Daiichi Sankyo Buys India's Ranbaxy
-----------------------------------
9. (SBU) Recognizing this market potential, Daiichi Sankyo,
Japan's second largest pharmaceutical manufacturer, announced
the purchase of India's Ranbaxy Laboratories June 15. The
eighth largest pharmaceutical company in the world, Ranbaxy
has annual gross sales of JPY180 billion ($1.7 billion) and
operates in 49 countries, according to Japanese press
reports. Ranbaxy entered the Japanese market in 2002,
forming a joint venture with Japanese generic manufacturer
Nippon Chemiphai. The company's strategic advantage lies in
its ability to use India's low-cost manufacturing base to
generate higher profits than its competitors who produce in
Japan, according to Satyesh Varhadkar, Ranbaxy's head
representative in Japan. The joint venture currently has four
products that have been approved by the pharmaceutical and
medical devices agency and are currently in market, Varhadkar
stated. Nevertheless, Varhadkar believes it will be many

TOKYO 00001782 003 OF 003


years before generics command a substantial Japanese market
share.
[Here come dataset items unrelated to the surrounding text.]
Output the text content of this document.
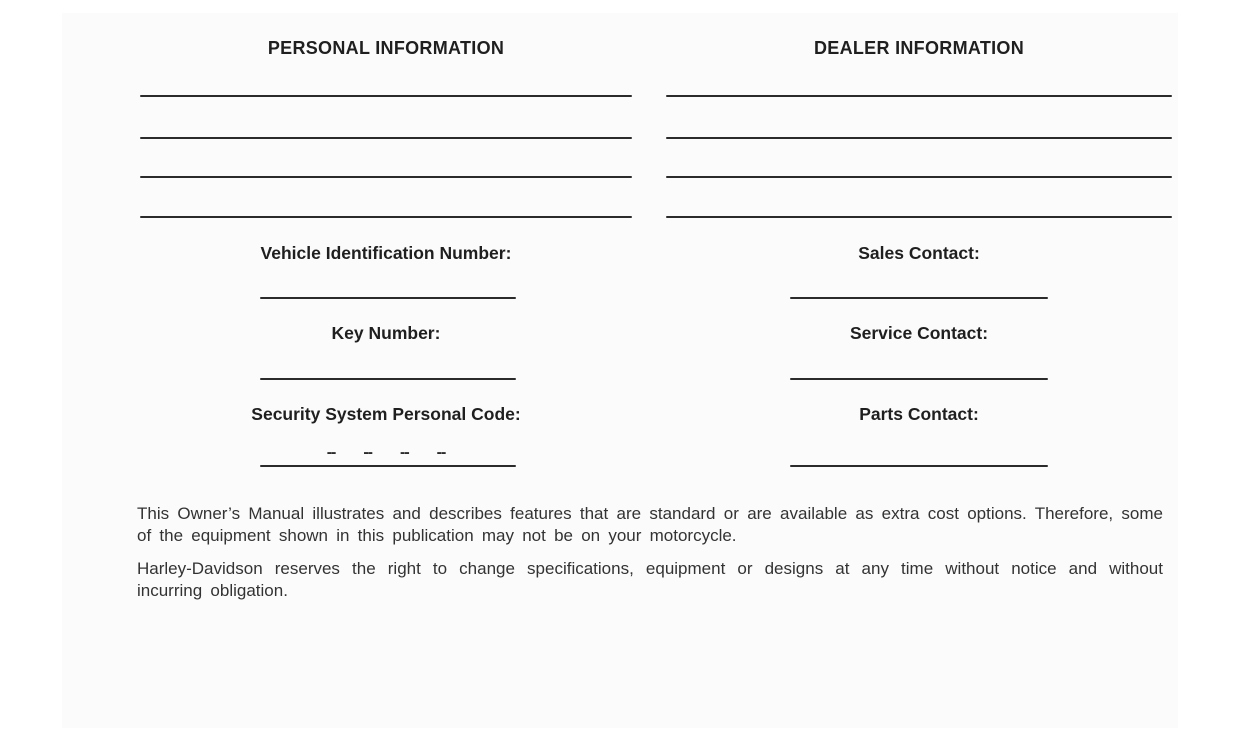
PERSONAL INFORMATION
Vehicle Identification Number:
Key Number:
Security System Personal Code:
-- -- -- --
DEALER INFORMATION
Sales Contact:
Service Contact:
Parts Contact:

This Owner’s Manual illustrates and describes features that are standard or are available as extra cost options. Therefore, some of the equipment shown in this publication may not be on your motorcycle.

Harley-Davidson reserves the right to change specifications, equipment or designs at any time without notice and without incurring obligation.
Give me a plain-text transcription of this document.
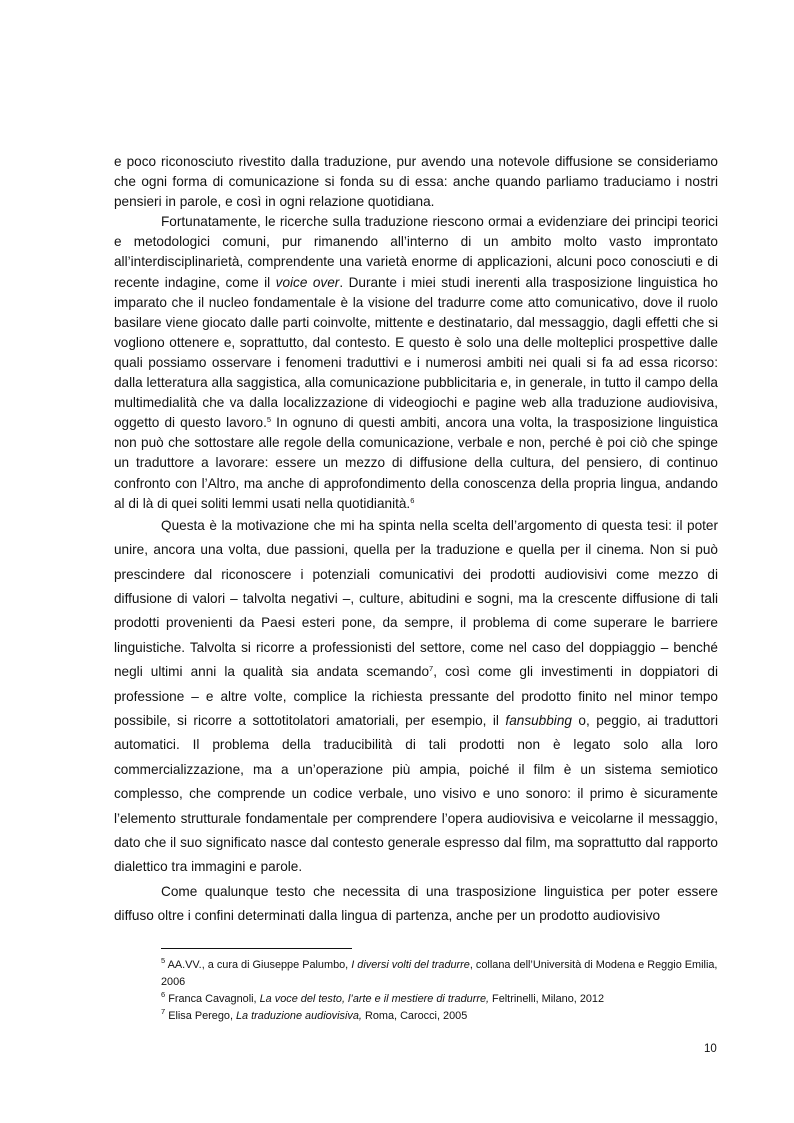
e poco riconosciuto rivestito dalla traduzione, pur avendo una notevole diffusione se consideriamo che ogni forma di comunicazione si fonda su di essa: anche quando parliamo traduciamo i nostri pensieri in parole, e così in ogni relazione quotidiana.

Fortunatamente, le ricerche sulla traduzione riescono ormai a evidenziare dei principi teorici e metodologici comuni, pur rimanendo all’interno di un ambito molto vasto improntato all’interdisciplinarietà, comprendente una varietà enorme di applicazioni, alcuni poco conosciuti e di recente indagine, come il voice over. Durante i miei studi inerenti alla trasposizione linguistica ho imparato che il nucleo fondamentale è la visione del tradurre come atto comunicativo, dove il ruolo basilare viene giocato dalle parti coinvolte, mittente e destinatario, dal messaggio, dagli effetti che si vogliono ottenere e, soprattutto, dal contesto. E questo è solo una delle molteplici prospettive dalle quali possiamo osservare i fenomeni traduttivi e i numerosi ambiti nei quali si fa ad essa ricorso: dalla letteratura alla saggistica, alla comunicazione pubblicitaria e, in generale, in tutto il campo della multimedialità che va dalla localizzazione di videogiochi e pagine web alla traduzione audiovisiva, oggetto di questo lavoro.$^5$ In ognuno di questi ambiti, ancora una volta, la trasposizione linguistica non può che sottostare alle regole della comunicazione, verbale e non, perché è poi ciò che spinge un traduttore a lavorare: essere un mezzo di diffusione della cultura, del pensiero, di continuo confronto con l’Altro, ma anche di approfondimento della conoscenza della propria lingua, andando al di là di quei soliti lemmi usati nella quotidianità.$^6$

Questa è la motivazione che mi ha spinta nella scelta dell’argomento di questa tesi: il poter unire, ancora una volta, due passioni, quella per la traduzione e quella per il cinema. Non si può prescindere dal riconoscere i potenziali comunicativi dei prodotti audiovisivi come mezzo di diffusione di valori – talvolta negativi –, culture, abitudini e sogni, ma la crescente diffusione di tali prodotti provenienti da Paesi esteri pone, da sempre, il problema di come superare le barriere linguistiche. Talvolta si ricorre a professionisti del settore, come nel caso del doppiaggio – benché negli ultimi anni la qualità sia andata scemando$^7$, così come gli investimenti in doppiatori di professione – e altre volte, complice la richiesta pressante del prodotto finito nel minor tempo possibile, si ricorre a sottotitolatori amatoriali, per esempio, il fansubbing o, peggio, ai traduttori automatici. Il problema della traducibilità di tali prodotti non è legato solo alla loro commercializzazione, ma a un’operazione più ampia, poiché il film è un sistema semiotico complesso, che comprende un codice verbale, uno visivo e uno sonoro: il primo è sicuramente l’elemento strutturale fondamentale per comprendere l’opera audiovisiva e veicolarne il messaggio, dato che il suo significato nasce dal contesto generale espresso dal film, ma soprattutto dal rapporto dialettico tra immagini e parole.

Come qualunque testo che necessita di una trasposizione linguistica per poter essere diffuso oltre i confini determinati dalla lingua di partenza, anche per un prodotto audiovisivo

$^5$ AA.VV., a cura di Giuseppe Palumbo, I diversi volti del tradurre, collana dell’Università di Modena e Reggio Emilia, 2006

$^6$ Franca Cavagnoli, La voce del testo, l’arte e il mestiere di tradurre, Feltrinelli, Milano, 2012

$^7$ Elisa Perego, La traduzione audiovisiva, Roma, Carocci, 2005

10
He lamented the difficulty his and other foreign
firms face competing in the Japanese pharmaceutical market
and suggested the only way to overcome the significant
consumer and structural barriers is to form a joint venture
with a domestic entity.

Comment
-------
10. (SBU) Persuading brand-obsessed Japanese consumers who
will queue up for hours to get the "real thing", whether it
be Gucci handbags or Krispy Kreme doughnuts, to switch to
generic drugs will likely be an uphill battle. With public
debt running about double GDP and upward pressure on medical
expenditures due to an aging society, however, the GOJ may be
forced to take more aggressive steps to push the use of
generics. The MHLW goal to raise generics' share to 30% in
the world's second largest pharmaceutical market could be a
huge opportunity for U.S. and other generic manufacturers
willing to take on the coterie of vested interests that
control the prescription drug market in Japan. End comment.